In Callooh Callay, a Shoreditch bar of mismatched vintage curios, half-baths for sofas, we sat down with the Kentucky company’s master distiller Kevin Smith.
Why Shoreditch? Maker's Mark are targeting the hipsters this week, though more the Java-toting designers than gun-slinging Jesse James types. This Wednesday 26 May there will be a pop-up bar tender in the City, mixing whisky drinks for weary workers - “responsibly” reminds our distiller conscientiously.

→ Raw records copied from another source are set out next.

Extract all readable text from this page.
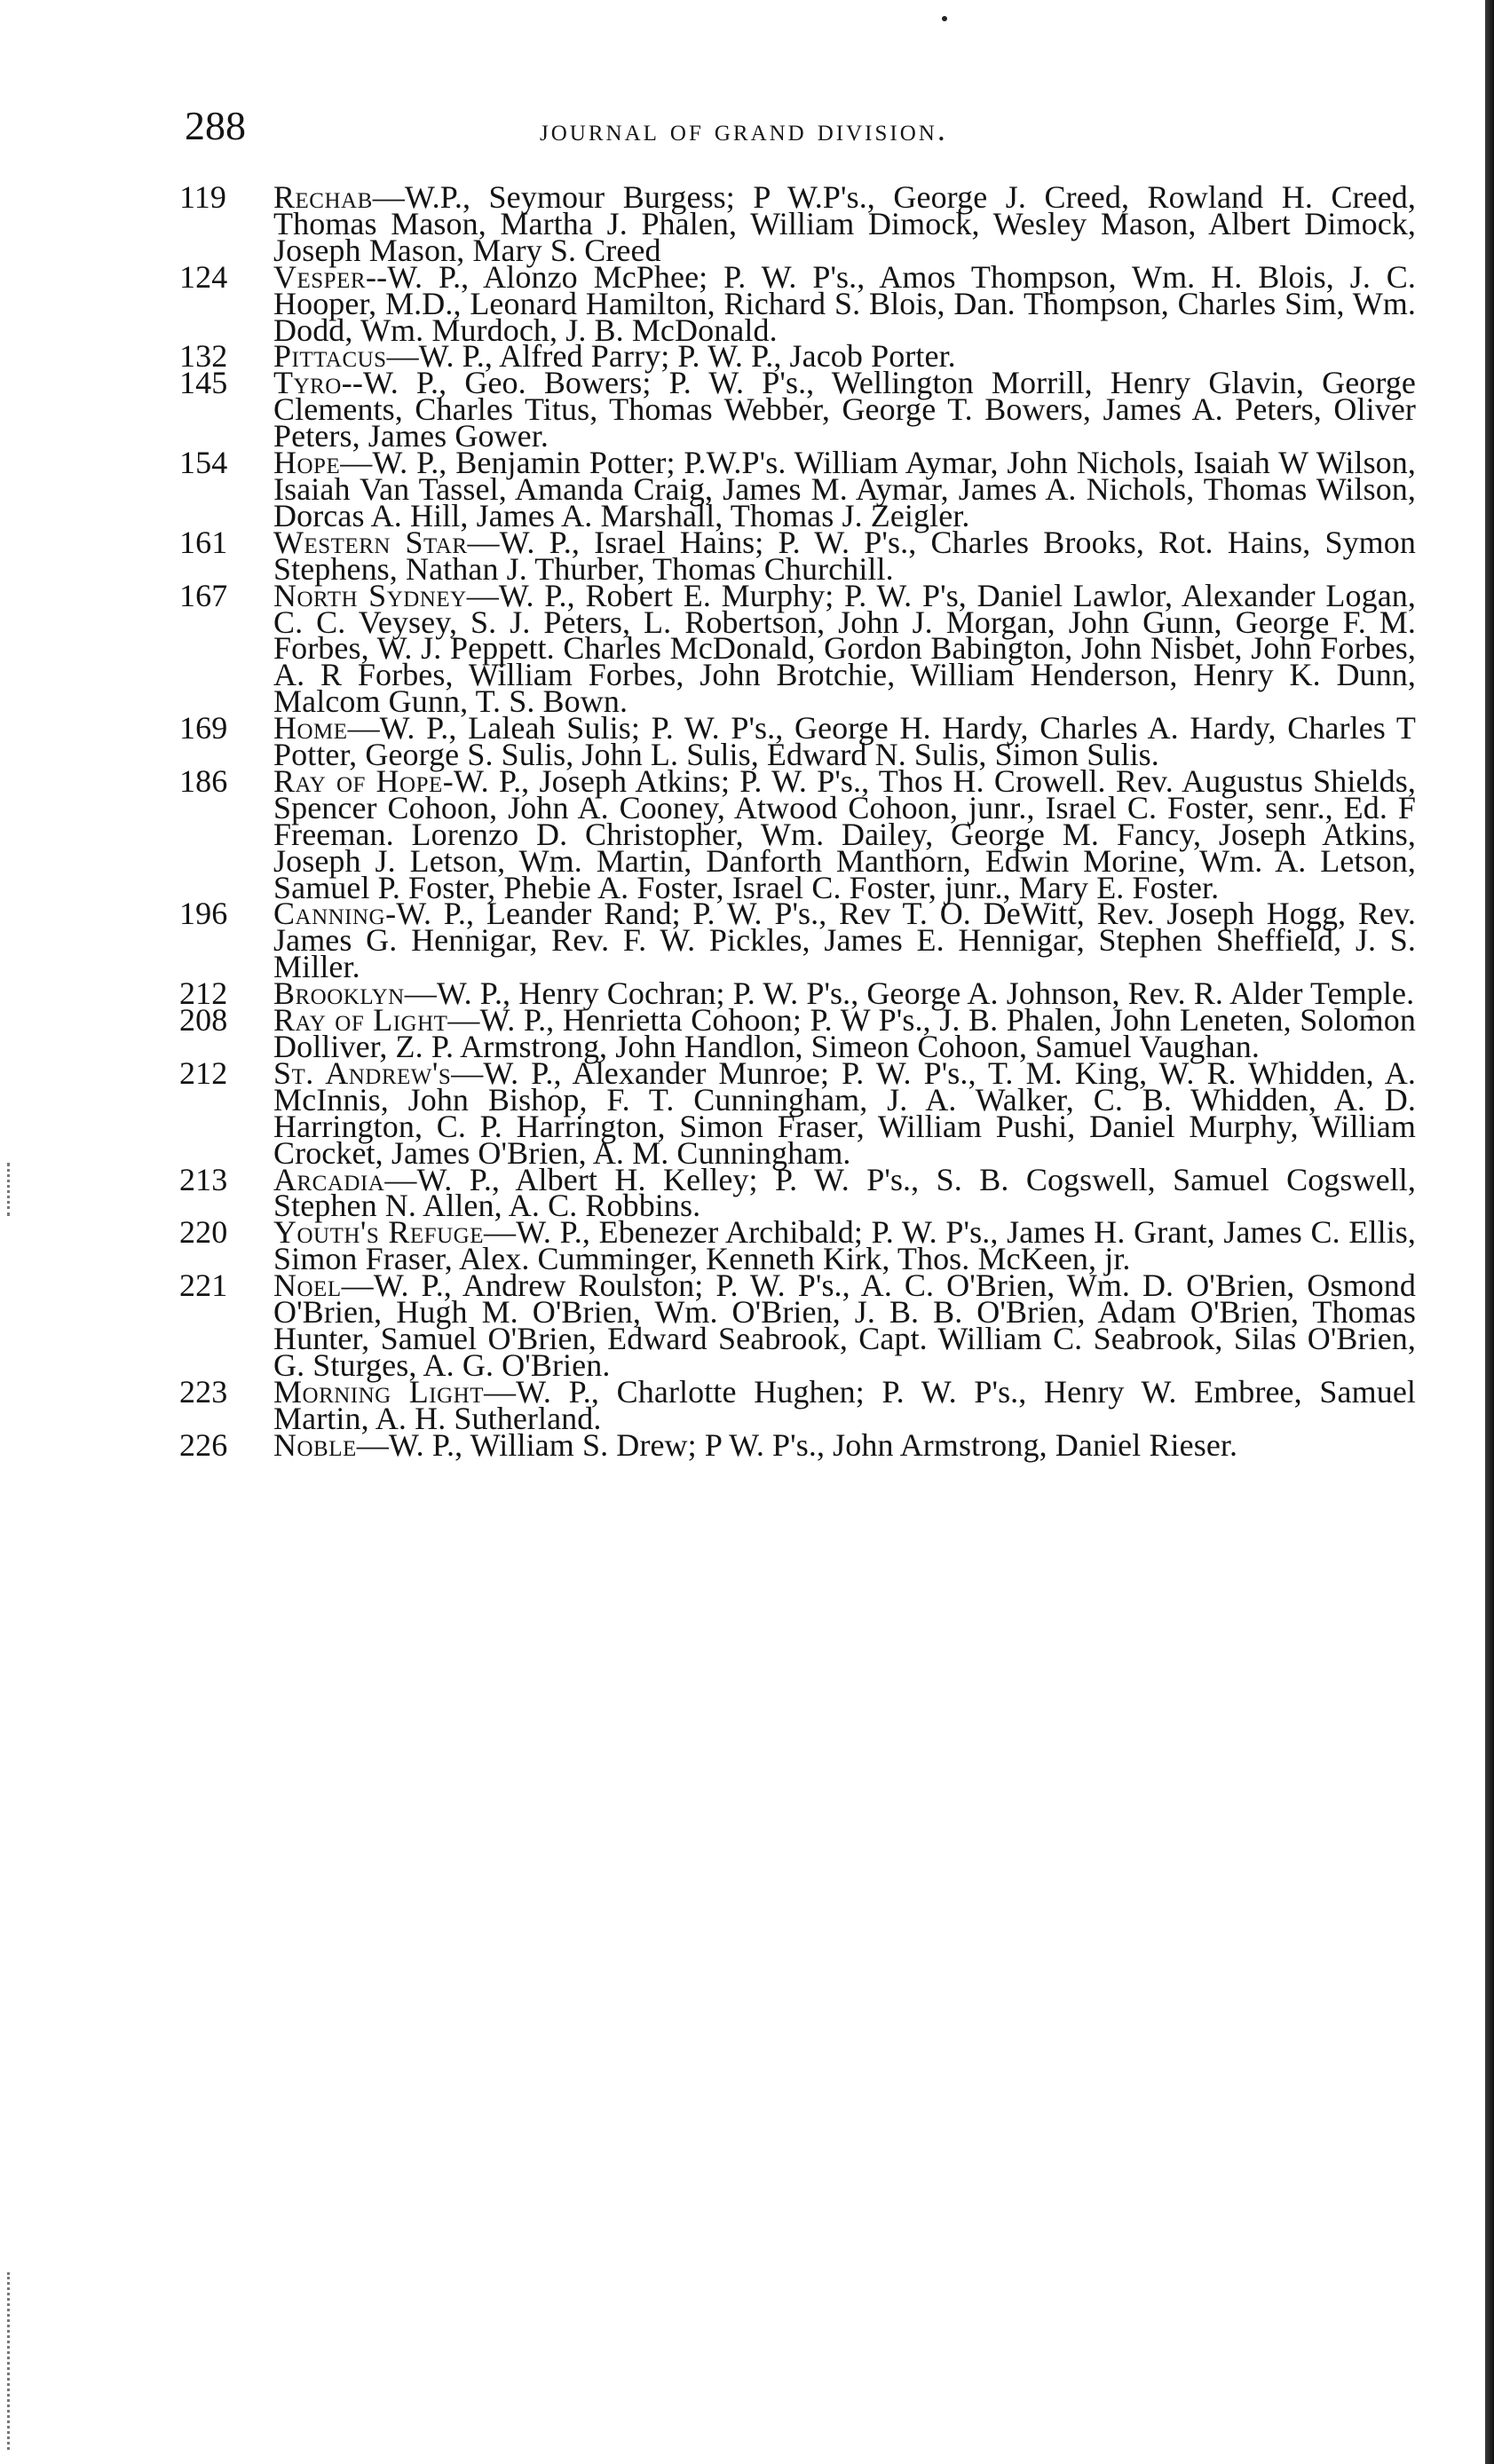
288	journal of grand division.
119	Rechab—W.P., Seymour Burgess; P W.P's., George J. Creed, Rowland H. Creed, Thomas Mason, Martha J. Phalen, William Dimock, Wesley Mason, Albert Dimock, Joseph Mason, Mary S. Creed
124	Vesper--W. P., Alonzo McPhee; P. W. P's., Amos Thompson, Wm. H. Blois, J. C. Hooper, M.D., Leonard Hamilton, Richard S. Blois, Dan. Thompson, Charles Sim, Wm. Dodd, Wm. Murdoch, J. B. McDonald.
132	Pittacus—W. P., Alfred Parry; P. W. P., Jacob Porter.
145	Tyro--W. P., Geo. Bowers; P. W. P's., Wellington Morrill, Henry Glavin, George Clements, Charles Titus, Thomas Webber, George T. Bowers, James A. Peters, Oliver Peters, James Gower.
154	Hope—W. P., Benjamin Potter; P.W.P's. William Aymar, John Nichols, Isaiah W Wilson, Isaiah Van Tassel, Amanda Craig, James M. Aymar, James A. Nichols, Thomas Wilson, Dorcas A. Hill, James A. Marshall, Thomas J. Zeigler.
161	Western Star—W. P., Israel Hains; P. W. P's., Charles Brooks, Rot. Hains, Symon Stephens, Nathan J. Thurber, Thomas Churchill.
167	North Sydney—W. P., Robert E. Murphy; P. W. P's, Daniel Lawlor, Alexander Logan, C. C. Veysey, S. J. Peters, L. Robertson, John J. Morgan, John Gunn, George F. M. Forbes, W. J. Peppett. Charles McDonald, Gordon Babington, John Nisbet, John Forbes, A. R Forbes, William Forbes, John Brotchie, William Henderson, Henry K. Dunn, Malcom Gunn, T. S. Bown.
169	Home—W. P., Laleah Sulis; P. W. P's., George H. Hardy, Charles A. Hardy, Charles T Potter, George S. Sulis, John L. Sulis, Edward N. Sulis, Simon Sulis.
186	Ray of Hope-W. P., Joseph Atkins; P. W. P's., Thos H. Crowell. Rev. Augustus Shields, Spencer Cohoon, John A. Cooney, Atwood Cohoon, junr., Israel C. Foster, senr., Ed. F Freeman. Lorenzo D. Christopher, Wm. Dailey, George M. Fancy, Joseph Atkins, Joseph J. Letson, Wm. Martin, Danforth Manthorn, Edwin Morine, Wm. A. Letson, Samuel P. Foster, Phebie A. Foster, Israel C. Foster, junr., Mary E. Foster.
196	Canning-W. P., Leander Rand; P. W. P's., Rev T. O. DeWitt, Rev. Joseph Hogg, Rev. James G. Hennigar, Rev. F. W. Pickles, James E. Hennigar, Stephen Sheffield, J. S. Miller.
212	Brooklyn—W. P., Henry Cochran; P. W. P's., George A. Johnson, Rev. R. Alder Temple.
208	Ray of Light—W. P., Henrietta Cohoon; P. W P's., J. B. Phalen, John Leneten, Solomon Dolliver, Z. P. Armstrong, John Handlon, Simeon Cohoon, Samuel Vaughan.
212	St. Andrew's—W. P., Alexander Munroe; P. W. P's., T. M. King, W. R. Whidden, A. McInnis, John Bishop, F. T. Cunningham, J. A. Walker, C. B. Whidden, A. D. Harrington, C. P. Harrington, Simon Fraser, William Pushi, Daniel Murphy, William Crocket, James O'Brien, A. M. Cunningham.
213	Arcadia—W. P., Albert H. Kelley; P. W. P's., S. B. Cogswell, Samuel Cogswell, Stephen N. Allen, A. C. Robbins.
220	Youth's Refuge—W. P., Ebenezer Archibald; P. W. P's., James H. Grant, James C. Ellis, Simon Fraser, Alex. Cumminger, Kenneth Kirk, Thos. McKeen, jr.
221	Noel—W. P., Andrew Roulston; P. W. P's., A. C. O'Brien, Wm. D. O'Brien, Osmond O'Brien, Hugh M. O'Brien, Wm. O'Brien, J. B. B. O'Brien, Adam O'Brien, Thomas Hunter, Samuel O'Brien, Edward Seabrook, Capt. William C. Seabrook, Silas O'Brien, G. Sturges, A. G. O'Brien.
223	Morning Light—W. P., Charlotte Hughen; P. W. P's., Henry W. Embree, Samuel Martin, A. H. Sutherland.
226	Noble—W. P., William S. Drew; P W. P's., John Armstrong, Daniel Rieser.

Smith tells us they want to separate this bourbon from its rowdy outlaws, aiming for a soft-spoken, smooth and gentler character of whisky. And that’s true – at just six years’ ageing with winter wheat and corn, rather than rougher rye, it’s a little too easy to drink, and probably good for the uninitiated whisky drinker. At the tasting, we tried 90% proof white dog – the youngest, lowest-proof distillate and oddly, my favourite – it tasted of corn. The undermatured Maker’s Mark was caramelly but with no bite, the fully-ready one is nice and creamy, and a slightly rotten-tasting of over-maturation.
Maker’s Mark is very good at branding. It has the stories of its Scottish-Irish ancestry, the legend of how the wax neck appeared – dipped in a deep-fat fryer – its seasoned white oak barrels and various brand extensions. Which brings me to my customary goodie bag critique – goodie bags being a statement of business intent and not a butter-up for journos, of course. Mine was brimming with informative paraphernalia but curiously crowned with a giant bottle of Maker’s Mark KETCHUP. And a weeny miniature of whisky. This, I’m guessing, must be their stab at getting us to drink responsibly. Yeehah!